Books to binge-read and escape into

If you’re feeling a bit lost and disconnected from the world, these can’t-put-down books give you something to think about and look forward to reading. You might also like my selection of the best can’t-put-down books to binge-read instead of watching Netflix.

14. Daisy Jones & the Six by Taylor Jenkins Reid

Over the last year, I binge-read every single one of Taylor Jenkins Reid’s novels. I listened to the excellent audiobook edition (featuring a whole cast of voice actors) of Daisy Jones & the Six and flew through it in a couple of days. Walking around the park, cooking dinner, tidying the house… I was always listening to it.

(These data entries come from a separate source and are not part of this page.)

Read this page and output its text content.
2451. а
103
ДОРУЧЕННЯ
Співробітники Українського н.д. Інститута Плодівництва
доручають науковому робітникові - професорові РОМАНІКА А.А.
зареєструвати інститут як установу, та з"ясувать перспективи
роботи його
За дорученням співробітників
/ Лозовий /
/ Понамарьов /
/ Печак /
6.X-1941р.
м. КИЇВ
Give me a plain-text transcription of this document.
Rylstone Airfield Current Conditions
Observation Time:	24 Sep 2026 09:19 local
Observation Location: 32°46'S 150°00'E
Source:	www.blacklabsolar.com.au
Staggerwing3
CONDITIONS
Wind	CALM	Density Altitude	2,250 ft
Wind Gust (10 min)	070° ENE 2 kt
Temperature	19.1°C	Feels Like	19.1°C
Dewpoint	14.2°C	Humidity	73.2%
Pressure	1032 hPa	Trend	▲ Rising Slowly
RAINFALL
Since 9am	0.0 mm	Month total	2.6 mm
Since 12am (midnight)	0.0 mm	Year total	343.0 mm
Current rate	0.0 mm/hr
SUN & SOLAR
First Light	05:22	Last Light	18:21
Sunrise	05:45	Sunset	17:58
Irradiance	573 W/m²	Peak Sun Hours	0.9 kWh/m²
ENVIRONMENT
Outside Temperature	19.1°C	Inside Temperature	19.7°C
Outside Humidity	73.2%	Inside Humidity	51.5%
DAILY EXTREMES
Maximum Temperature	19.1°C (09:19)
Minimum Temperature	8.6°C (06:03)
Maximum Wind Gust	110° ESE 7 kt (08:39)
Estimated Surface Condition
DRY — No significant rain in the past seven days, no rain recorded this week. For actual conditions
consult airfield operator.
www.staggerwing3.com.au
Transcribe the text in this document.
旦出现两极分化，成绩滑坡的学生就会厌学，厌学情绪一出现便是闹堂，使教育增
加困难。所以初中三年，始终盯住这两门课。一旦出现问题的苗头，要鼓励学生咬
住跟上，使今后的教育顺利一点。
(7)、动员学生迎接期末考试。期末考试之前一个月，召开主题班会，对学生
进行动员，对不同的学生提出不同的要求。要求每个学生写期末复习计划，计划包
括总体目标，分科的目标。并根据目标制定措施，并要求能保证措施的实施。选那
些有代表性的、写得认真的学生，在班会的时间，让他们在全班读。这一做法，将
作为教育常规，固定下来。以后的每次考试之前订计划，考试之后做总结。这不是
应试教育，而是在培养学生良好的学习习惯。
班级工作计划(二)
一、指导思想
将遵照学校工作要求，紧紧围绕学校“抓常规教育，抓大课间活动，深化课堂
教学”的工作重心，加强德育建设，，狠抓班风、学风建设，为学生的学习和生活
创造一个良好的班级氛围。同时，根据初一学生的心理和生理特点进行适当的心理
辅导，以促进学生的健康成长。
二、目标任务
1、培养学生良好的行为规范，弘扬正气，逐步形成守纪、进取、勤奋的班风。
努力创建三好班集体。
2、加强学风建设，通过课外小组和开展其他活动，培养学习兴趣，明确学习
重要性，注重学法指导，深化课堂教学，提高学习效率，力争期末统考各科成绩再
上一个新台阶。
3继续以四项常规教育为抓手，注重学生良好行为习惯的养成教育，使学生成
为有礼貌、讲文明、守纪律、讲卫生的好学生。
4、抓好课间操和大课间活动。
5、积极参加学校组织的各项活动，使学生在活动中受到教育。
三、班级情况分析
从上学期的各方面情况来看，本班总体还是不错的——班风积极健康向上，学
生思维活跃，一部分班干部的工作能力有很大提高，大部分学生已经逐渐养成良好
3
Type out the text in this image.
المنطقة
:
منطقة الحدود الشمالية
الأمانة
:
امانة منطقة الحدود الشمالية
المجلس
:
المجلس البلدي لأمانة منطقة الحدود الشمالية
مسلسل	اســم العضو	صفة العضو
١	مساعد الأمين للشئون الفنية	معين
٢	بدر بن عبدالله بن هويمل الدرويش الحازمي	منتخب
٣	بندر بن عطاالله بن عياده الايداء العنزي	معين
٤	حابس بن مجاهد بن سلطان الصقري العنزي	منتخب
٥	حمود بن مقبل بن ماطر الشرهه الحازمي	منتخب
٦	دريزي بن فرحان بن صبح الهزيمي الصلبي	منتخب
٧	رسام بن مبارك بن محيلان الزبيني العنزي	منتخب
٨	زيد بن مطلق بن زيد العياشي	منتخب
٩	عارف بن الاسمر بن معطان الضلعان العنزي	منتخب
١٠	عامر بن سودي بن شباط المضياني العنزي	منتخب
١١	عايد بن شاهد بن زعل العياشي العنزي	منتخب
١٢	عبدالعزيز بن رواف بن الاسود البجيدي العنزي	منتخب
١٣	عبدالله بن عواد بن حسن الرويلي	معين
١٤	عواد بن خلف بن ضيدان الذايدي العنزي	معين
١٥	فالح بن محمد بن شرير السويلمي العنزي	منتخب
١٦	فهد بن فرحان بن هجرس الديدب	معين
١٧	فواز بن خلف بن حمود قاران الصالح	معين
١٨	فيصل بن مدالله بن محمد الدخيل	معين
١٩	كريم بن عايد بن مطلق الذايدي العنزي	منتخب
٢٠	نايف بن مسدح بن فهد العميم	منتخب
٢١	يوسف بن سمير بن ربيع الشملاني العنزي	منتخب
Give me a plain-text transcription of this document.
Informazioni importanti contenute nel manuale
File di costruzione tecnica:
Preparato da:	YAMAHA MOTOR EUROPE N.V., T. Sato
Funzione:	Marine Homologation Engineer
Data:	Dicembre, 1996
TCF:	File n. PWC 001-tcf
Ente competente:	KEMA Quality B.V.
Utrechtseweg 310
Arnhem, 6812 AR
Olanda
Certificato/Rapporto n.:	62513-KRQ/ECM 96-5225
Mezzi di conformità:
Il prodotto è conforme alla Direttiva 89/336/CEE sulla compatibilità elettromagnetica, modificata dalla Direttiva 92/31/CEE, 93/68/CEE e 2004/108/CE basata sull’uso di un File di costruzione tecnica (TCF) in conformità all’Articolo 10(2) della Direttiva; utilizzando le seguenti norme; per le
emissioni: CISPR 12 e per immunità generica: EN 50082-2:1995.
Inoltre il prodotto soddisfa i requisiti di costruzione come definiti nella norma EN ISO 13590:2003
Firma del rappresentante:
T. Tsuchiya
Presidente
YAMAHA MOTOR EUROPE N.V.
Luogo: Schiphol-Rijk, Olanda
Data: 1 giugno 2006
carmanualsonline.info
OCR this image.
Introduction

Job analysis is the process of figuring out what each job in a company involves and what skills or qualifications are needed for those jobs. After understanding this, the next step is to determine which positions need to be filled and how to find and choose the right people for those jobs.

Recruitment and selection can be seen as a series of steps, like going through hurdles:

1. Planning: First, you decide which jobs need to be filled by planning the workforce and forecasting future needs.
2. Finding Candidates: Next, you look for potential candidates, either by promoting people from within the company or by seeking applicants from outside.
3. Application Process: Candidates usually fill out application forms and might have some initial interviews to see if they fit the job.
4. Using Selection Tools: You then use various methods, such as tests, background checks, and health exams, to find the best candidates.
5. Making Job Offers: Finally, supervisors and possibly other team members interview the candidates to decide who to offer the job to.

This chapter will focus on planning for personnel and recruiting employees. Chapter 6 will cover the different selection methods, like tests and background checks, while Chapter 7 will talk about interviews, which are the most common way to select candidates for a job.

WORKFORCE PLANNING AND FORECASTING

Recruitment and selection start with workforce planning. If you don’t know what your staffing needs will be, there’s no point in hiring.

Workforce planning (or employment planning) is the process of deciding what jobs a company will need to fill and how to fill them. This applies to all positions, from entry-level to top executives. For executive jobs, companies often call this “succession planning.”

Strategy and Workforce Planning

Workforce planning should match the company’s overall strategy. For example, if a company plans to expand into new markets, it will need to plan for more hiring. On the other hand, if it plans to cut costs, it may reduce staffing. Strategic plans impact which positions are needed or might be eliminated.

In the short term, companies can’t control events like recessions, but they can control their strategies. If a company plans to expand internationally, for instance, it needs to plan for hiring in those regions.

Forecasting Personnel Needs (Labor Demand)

15. The Count of Monte Cristo by Alexander Dumas

The Count of Monte Cristo is an unlikely contender for a binge-worthy book. For one, it was originally published in 1846. Secondly, the Penguin paperback is 1276 pages long. But it’s so, so good. This book achieved the same gripping themes of wrongful imprisonment and justice as Shawshank Redemption but 150 years earlier.

Reddit user Mammoth-Corner shares my thoughts in this comment: “Monte Cristo is ridiculously good. I put the audiobook on while I was taking a walk and wound up going in loops for two hours because I didn’t want to go back inside and turn it off.”